IndiaMART InterMESH Ltd.
- Company type: Public
- Traded as: BSE: 542726; NSE: INDIAMART;
- ISIN: INE933S01016
- Industry: Internet marketing; B2B marketplace;
- Founded: 1 April 1996; 30 years ago
- Founders: Dinesh Agarwal; Brijesh Agrawal;
- Headquarters: Noida, Uttar Pradesh, India
- Area served: India
- Revenue: ₹1,196 crore (US$120 million) (FY24)
- Net income: ₹334 crore (US$35 million) (FY24)
- Number of employees: 5,384
- Subsidiaries: Tolexo; Tradezeal International; Busy Infotech;
- Website: indiamart.com

= IndiaMART =

Indian e-commerce company

IndiaMART InterMESH Ltd is an Indian B2B online marketplace company, headquartered in Noida. The company started its operations in 1996 when Dinesh Agarwal and Brijesh Agrawal founded the website IndiaMART.com, a business-to-business portal to connect Indian manufacturers with buyers.

==History==
Founded in 1996 by two cousins Dinesh Agarwal and Brijesh Agrawal, IndiaMART began as a B2B directory and website developer for SMEs. At that time, India had only 15,000 internet users.

Due to Indian rupee's appreciation between 2005 and 2007 and the impact of the 2008–09 US recession, the company decided to pivot the focus from export-oriented business to India-focused B2B market and raised funding from The Times Group and Intel Capital.
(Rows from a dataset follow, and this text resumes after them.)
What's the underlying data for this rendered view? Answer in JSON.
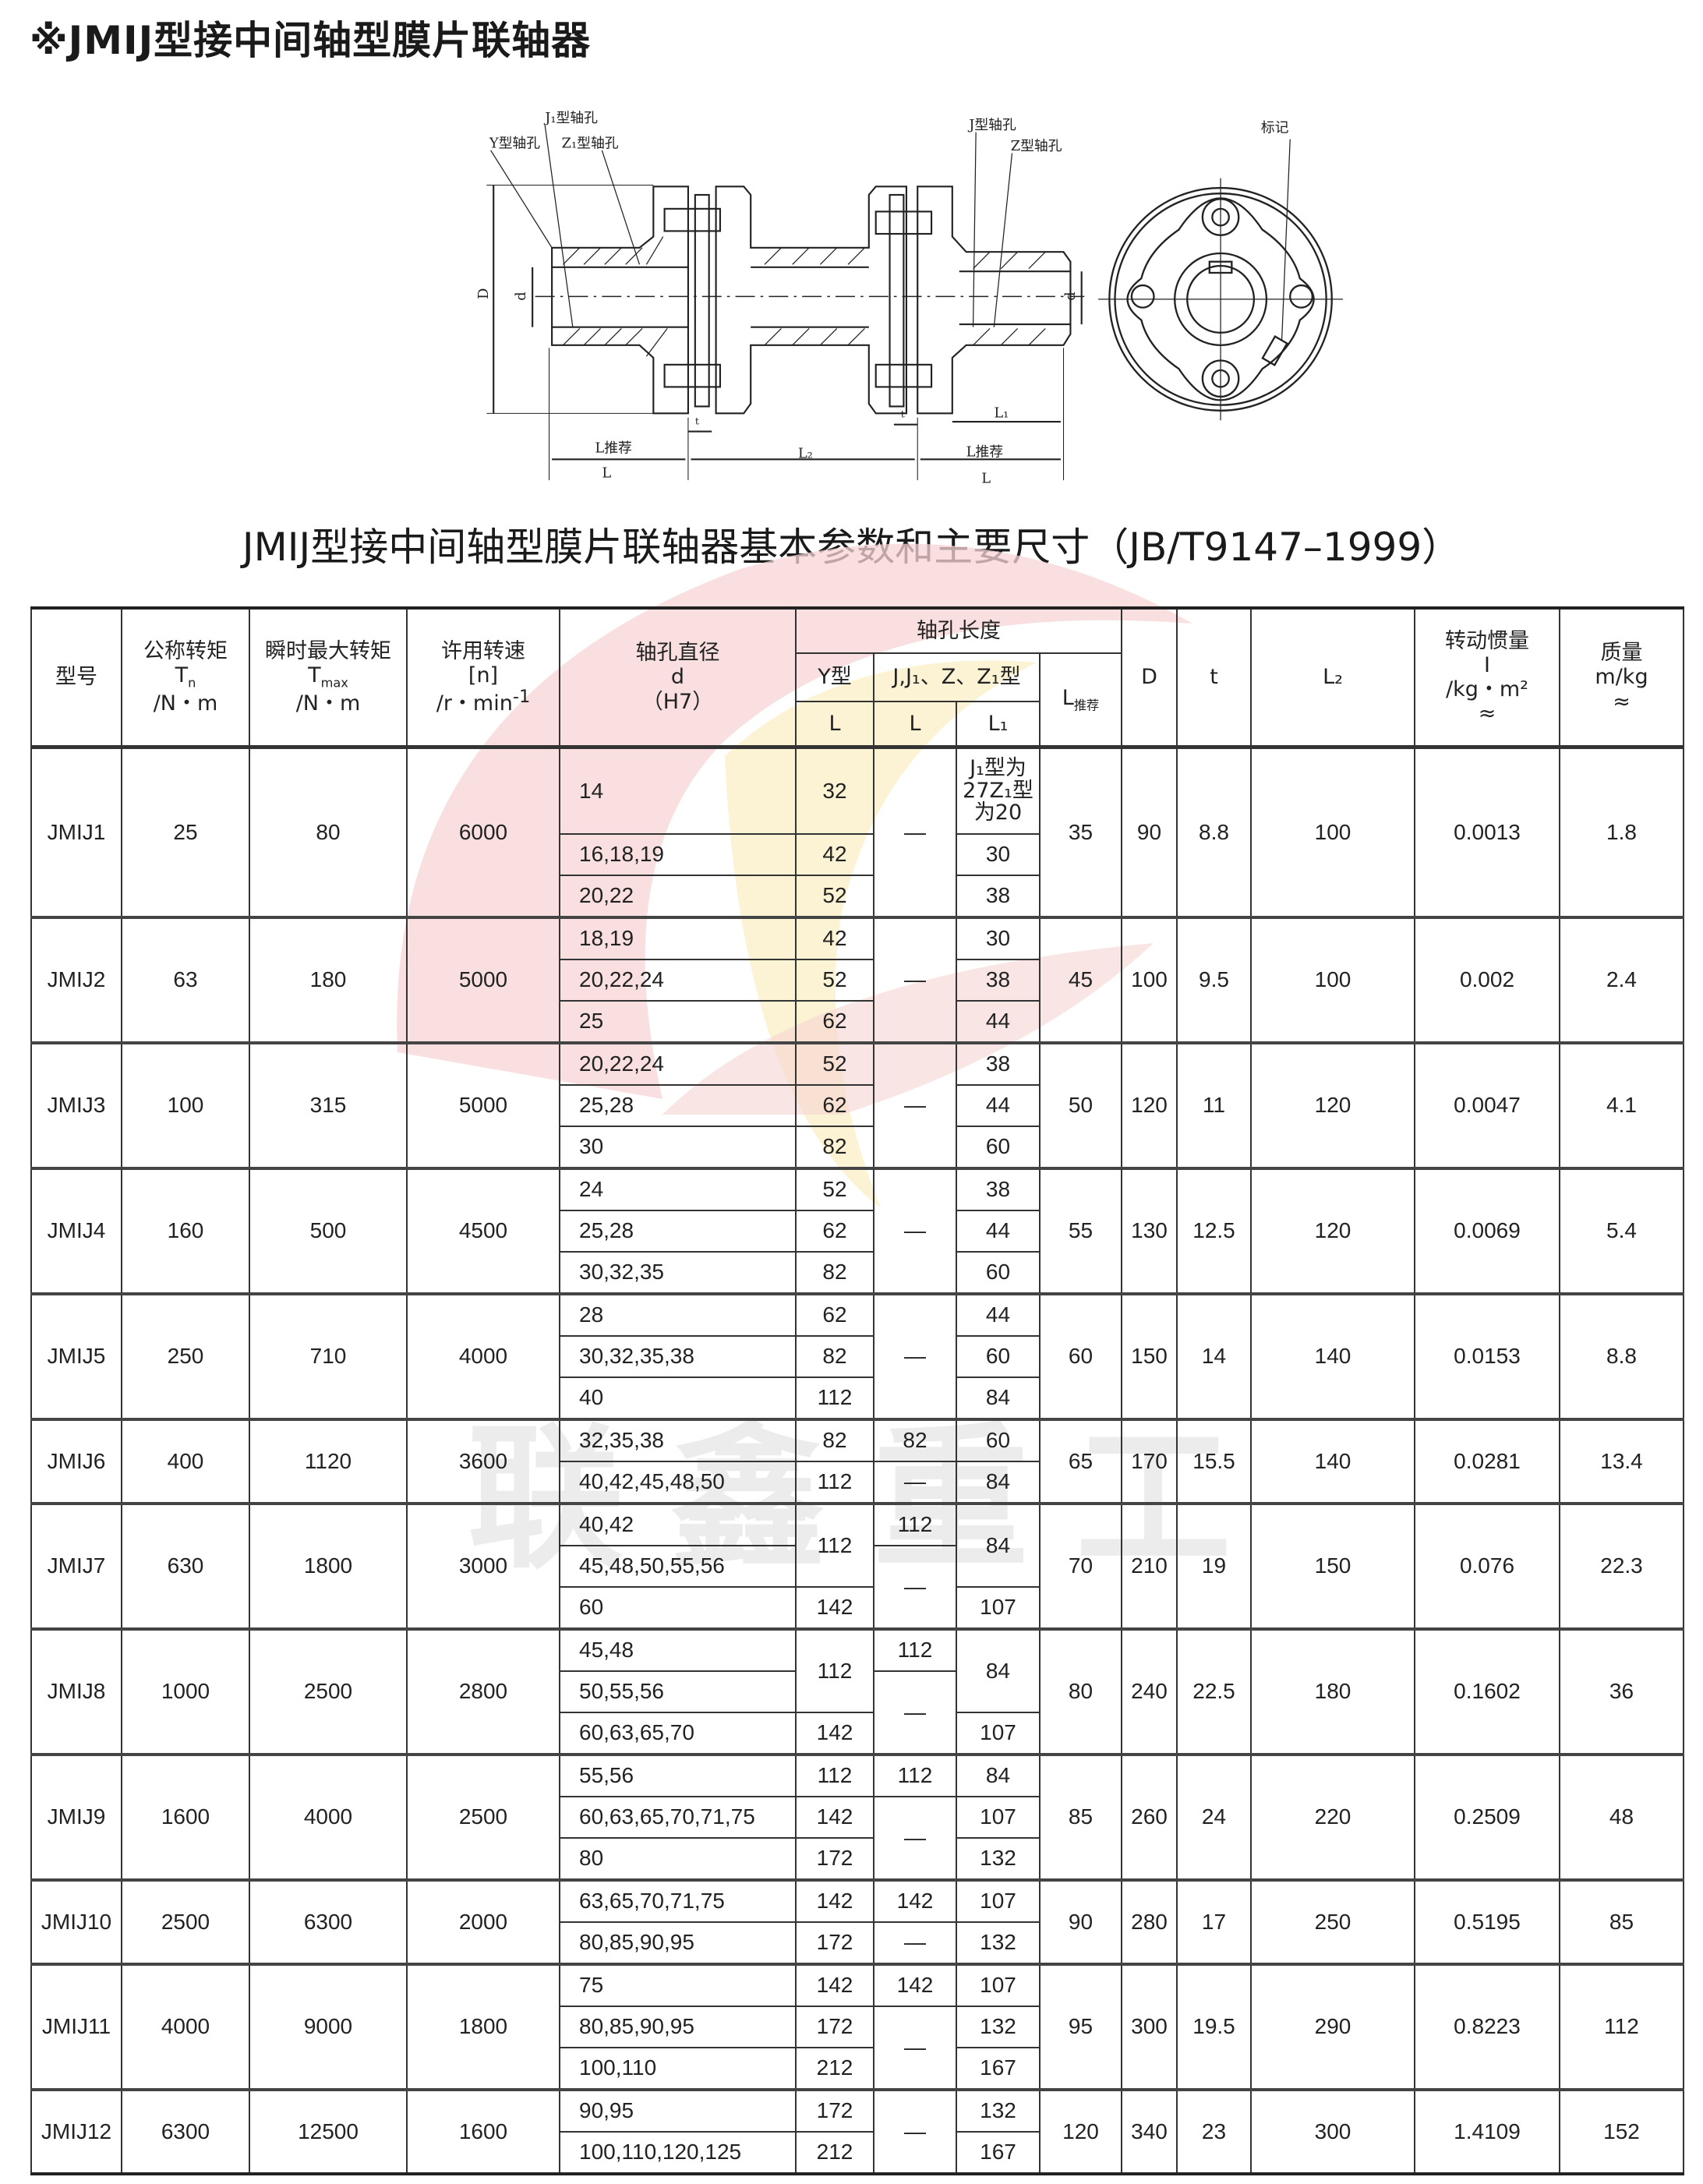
{
  "page_title": "※JMIJ型接中间轴型膜片联轴器",
  "diagram": {
    "labels": {
      "j1_bore": "J₁型轴孔",
      "y_bore": "Y型轴孔",
      "z1_bore": "Z₁型轴孔",
      "j_bore": "J型轴孔",
      "z_bore": "Z型轴孔",
      "mark": "标记",
      "D": "D",
      "d_left": "d",
      "d_right": "d",
      "t_left": "t",
      "t_right": "t",
      "L1": "L₁",
      "L_rec_left": "L推荐",
      "L2": "L₂",
      "L_rec_right": "L推荐",
      "L_left": "L",
      "L_right": "L"
    }
  },
  "table_title": "JMIJ型接中间轴型膜片联轴器基本参数和主要尺寸（JB/T9147–1999）",
  "watermark": "联鑫重工",
  "header": {
    "model": "型号",
    "tn": {
      "name": "公称转矩",
      "sym": "T",
      "sub": "n",
      "unit": "/N・m"
    },
    "tmax": {
      "name": "瞬时最大转矩",
      "sym": "T",
      "sub": "max",
      "unit": "/N・m"
    },
    "speed": {
      "name": "许用转速",
      "sym": "[n]",
      "unit": "/r・min",
      "sup": "-1"
    },
    "bore_dia": {
      "name": "轴孔直径",
      "sym": "d",
      "unit": "（H7）"
    },
    "bore_len": "轴孔长度",
    "y_type": "Y型",
    "jz_type": "J,J₁、Z、Z₁型",
    "L": "L",
    "L1": "L₁",
    "L_rec": {
      "sym": "L",
      "sub": "推荐"
    },
    "D": "D",
    "t": "t",
    "L2": "L₂",
    "inertia": {
      "name": "转动惯量",
      "sym": "I",
      "unit": "/kg・m²",
      "approx": "≈"
    },
    "mass": {
      "name": "质量",
      "unit": "m/kg",
      "approx": "≈"
    }
  },
  "rows": [
    [
      [
        [
          "JMIJ1",
          3
        ],
        [
          "25",
          3
        ],
        [
          "80",
          3
        ],
        [
          "6000",
          3
        ],
        "14",
        "32",
        [
          "—",
          3
        ],
        "J₁型为\n27Z₁型\n为20",
        [
          "35",
          3
        ],
        [
          "90",
          3
        ],
        [
          "8.8",
          3
        ],
        [
          "100",
          3
        ],
        [
          "0.0013",
          3
        ],
        [
          "1.8",
          3
        ]
      ],
      [
        "16,18,19",
        "42",
        "30"
      ],
      [
        "20,22",
        "52",
        "38"
      ]
    ],
    [
      [
        [
          "JMIJ2",
          3
        ],
        [
          "63",
          3
        ],
        [
          "180",
          3
        ],
        [
          "5000",
          3
        ],
        "18,19",
        "42",
        [
          "—",
          3
        ],
        "30",
        [
          "45",
          3
        ],
        [
          "100",
          3
        ],
        [
          "9.5",
          3
        ],
        [
          "100",
          3
        ],
        [
          "0.002",
          3
        ],
        [
          "2.4",
          3
        ]
      ],
      [
        "20,22,24",
        "52",
        "38"
      ],
      [
        "25",
        "62",
        "44"
      ]
    ],
    [
      [
        [
          "JMIJ3",
          3
        ],
        [
          "100",
          3
        ],
        [
          "315",
          3
        ],
        [
          "5000",
          3
        ],
        "20,22,24",
        "52",
        [
          "—",
          3
        ],
        "38",
        [
          "50",
          3
        ],
        [
          "120",
          3
        ],
        [
          "11",
          3
        ],
        [
          "120",
          3
        ],
        [
          "0.0047",
          3
        ],
        [
          "4.1",
          3
        ]
      ],
      [
        "25,28",
        "62",
        "44"
      ],
      [
        "30",
        "82",
        "60"
      ]
    ],
    [
      [
        [
          "JMIJ4",
          3
        ],
        [
          "160",
          3
        ],
        [
          "500",
          3
        ],
        [
          "4500",
          3
        ],
        "24",
        "52",
        [
          "—",
          3
        ],
        "38",
        [
          "55",
          3
        ],
        [
          "130",
          3
        ],
        [
          "12.5",
          3
        ],
        [
          "120",
          3
        ],
        [
          "0.0069",
          3
        ],
        [
          "5.4",
          3
        ]
      ],
      [
        "25,28",
        "62",
        "44"
      ],
      [
        "30,32,35",
        "82",
        "60"
      ]
    ],
    [
      [
        [
          "JMIJ5",
          3
        ],
        [
          "250",
          3
        ],
        [
          "710",
          3
        ],
        [
          "4000",
          3
        ],
        "28",
        "62",
        [
          "—",
          3
        ],
        "44",
        [
          "60",
          3
        ],
        [
          "150",
          3
        ],
        [
          "14",
          3
        ],
        [
          "140",
          3
        ],
        [
          "0.0153",
          3
        ],
        [
          "8.8",
          3
        ]
      ],
      [
        "30,32,35,38",
        "82",
        "60"
      ],
      [
        "40",
        "112",
        "84"
      ]
    ],
    [
      [
        [
          "JMIJ6",
          2
        ],
        [
          "400",
          2
        ],
        [
          "1120",
          2
        ],
        [
          "3600",
          2
        ],
        "32,35,38",
        "82",
        "82",
        "60",
        [
          "65",
          2
        ],
        [
          "170",
          2
        ],
        [
          "15.5",
          2
        ],
        [
          "140",
          2
        ],
        [
          "0.0281",
          2
        ],
        [
          "13.4",
          2
        ]
      ],
      [
        "40,42,45,48,50",
        "112",
        "—",
        "84"
      ]
    ],
    [
      [
        [
          "JMIJ7",
          3
        ],
        [
          "630",
          3
        ],
        [
          "1800",
          3
        ],
        [
          "3000",
          3
        ],
        "40,42",
        [
          "112",
          2
        ],
        "112",
        [
          "84",
          2
        ],
        [
          "70",
          3
        ],
        [
          "210",
          3
        ],
        [
          "19",
          3
        ],
        [
          "150",
          3
        ],
        [
          "0.076",
          3
        ],
        [
          "22.3",
          3
        ]
      ],
      [
        "45,48,50,55,56",
        [
          "—",
          2
        ]
      ],
      [
        "60",
        "142",
        "107"
      ]
    ],
    [
      [
        [
          "JMIJ8",
          3
        ],
        [
          "1000",
          3
        ],
        [
          "2500",
          3
        ],
        [
          "2800",
          3
        ],
        "45,48",
        [
          "112",
          2
        ],
        "112",
        [
          "84",
          2
        ],
        [
          "80",
          3
        ],
        [
          "240",
          3
        ],
        [
          "22.5",
          3
        ],
        [
          "180",
          3
        ],
        [
          "0.1602",
          3
        ],
        [
          "36",
          3
        ]
      ],
      [
        "50,55,56",
        [
          "—",
          2
        ]
      ],
      [
        "60,63,65,70",
        "142",
        "107"
      ]
    ],
    [
      [
        [
          "JMIJ9",
          3
        ],
        [
          "1600",
          3
        ],
        [
          "4000",
          3
        ],
        [
          "2500",
          3
        ],
        "55,56",
        "112",
        "112",
        "84",
        [
          "85",
          3
        ],
        [
          "260",
          3
        ],
        [
          "24",
          3
        ],
        [
          "220",
          3
        ],
        [
          "0.2509",
          3
        ],
        [
          "48",
          3
        ]
      ],
      [
        "60,63,65,70,71,75",
        "142",
        [
          "—",
          2
        ],
        "107"
      ],
      [
        "80",
        "172",
        "132"
      ]
    ],
    [
      [
        [
          "JMIJ10",
          2
        ],
        [
          "2500",
          2
        ],
        [
          "6300",
          2
        ],
        [
          "2000",
          2
        ],
        "63,65,70,71,75",
        "142",
        "142",
        "107",
        [
          "90",
          2
        ],
        [
          "280",
          2
        ],
        [
          "17",
          2
        ],
        [
          "250",
          2
        ],
        [
          "0.5195",
          2
        ],
        [
          "85",
          2
        ]
      ],
      [
        "80,85,90,95",
        "172",
        "—",
        "132"
      ]
    ],
    [
      [
        [
          "JMIJ11",
          3
        ],
        [
          "4000",
          3
        ],
        [
          "9000",
          3
        ],
        [
          "1800",
          3
        ],
        "75",
        "142",
        "142",
        "107",
        [
          "95",
          3
        ],
        [
          "300",
          3
        ],
        [
          "19.5",
          3
        ],
        [
          "290",
          3
        ],
        [
          "0.8223",
          3
        ],
        [
          "112",
          3
        ]
      ],
      [
        "80,85,90,95",
        "172",
        [
          "—",
          2
        ],
        "132"
      ],
      [
        "100,110",
        "212",
        "167"
      ]
    ],
    [
      [
        [
          "JMIJ12",
          2
        ],
        [
          "6300",
          2
        ],
        [
          "12500",
          2
        ],
        [
          "1600",
          2
        ],
        "90,95",
        "172",
        [
          "—",
          2
        ],
        "132",
        [
          "120",
          2
        ],
        [
          "340",
          2
        ],
        [
          "23",
          2
        ],
        [
          "300",
          2
        ],
        [
          "1.4109",
          2
        ],
        [
          "152",
          2
        ]
      ],
      [
        "100,110,120,125",
        "212",
        "167"
      ]
    ]
  ]
}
In March 2016, it raised Series C funding from Amadeus Capital Partners and Quona Capital to scale up the activities of IndiaMART and Tolexo. In 2016, IndiaMART invested in ProcMart.

In June 2018, IndiaMART filled draft papers with SEBI to raise ₹600 crore through IPO and list on NSE and BSE. In July 2019, IndiaMART went public via an IPO of ₹474 crore. IndiaMART became the first online B2B marketplace to go public in India.

As of 2019, IndiaMART was the largest Indian B2B marketplace for businesses with about 60% market share, according to KPMG.

==Subsidiaries==

In January 2022, IndiaMART acquired 100% stake in accounting software company Busy Infotech for ₹500 crore, the acquisition was completed in April 2022, making BUSY a wholly owned subsidiary. Busy is an Indian accounting software company focused on SMEs, offering comprehensive accounting, inventory management, and Indian indirect-tax compliance solutions, including complete GST functionalities such as e-invoicing and e-way bill generation.

==Investments==
In 2019, IndiaMART led the Series A funding round in Vyapar.
In 2022, IndiaMART invested an additional ₹61.55 crore in Vyapar as part of its Series B funding.

In 2024, it acquired a 10% stake in IDfy.

==Products==

IndiaMART handles 119 million products across 56 industry groups. It hosts 98,000 product categories - ranging from construction and building raw materials, industry plants, machinery and packaging material to electrical equipment, apparel to furniture, housewares, and cosmetics, among others. Godrej, Blue Star, Tata Motors, Automat, Essae, Hilti, TMTL are some of the biggest suppliers with IndiaMART. It hosts more than 8 million sellers and 211 million buyers on its platform.

== Regulatory and compliance==
In November 2020, IndiaMART filed a copyright infringement lawsuit against Justdial before the Delhi High Court on allegations of copying website compilations for the proposed JD Mart B2B marketplace.

Since 2018, the USTR has listed IndiaMART as a "notorious market" due to reports of counterfeit products and illegal pharmaceuticals being sold on the marketplace.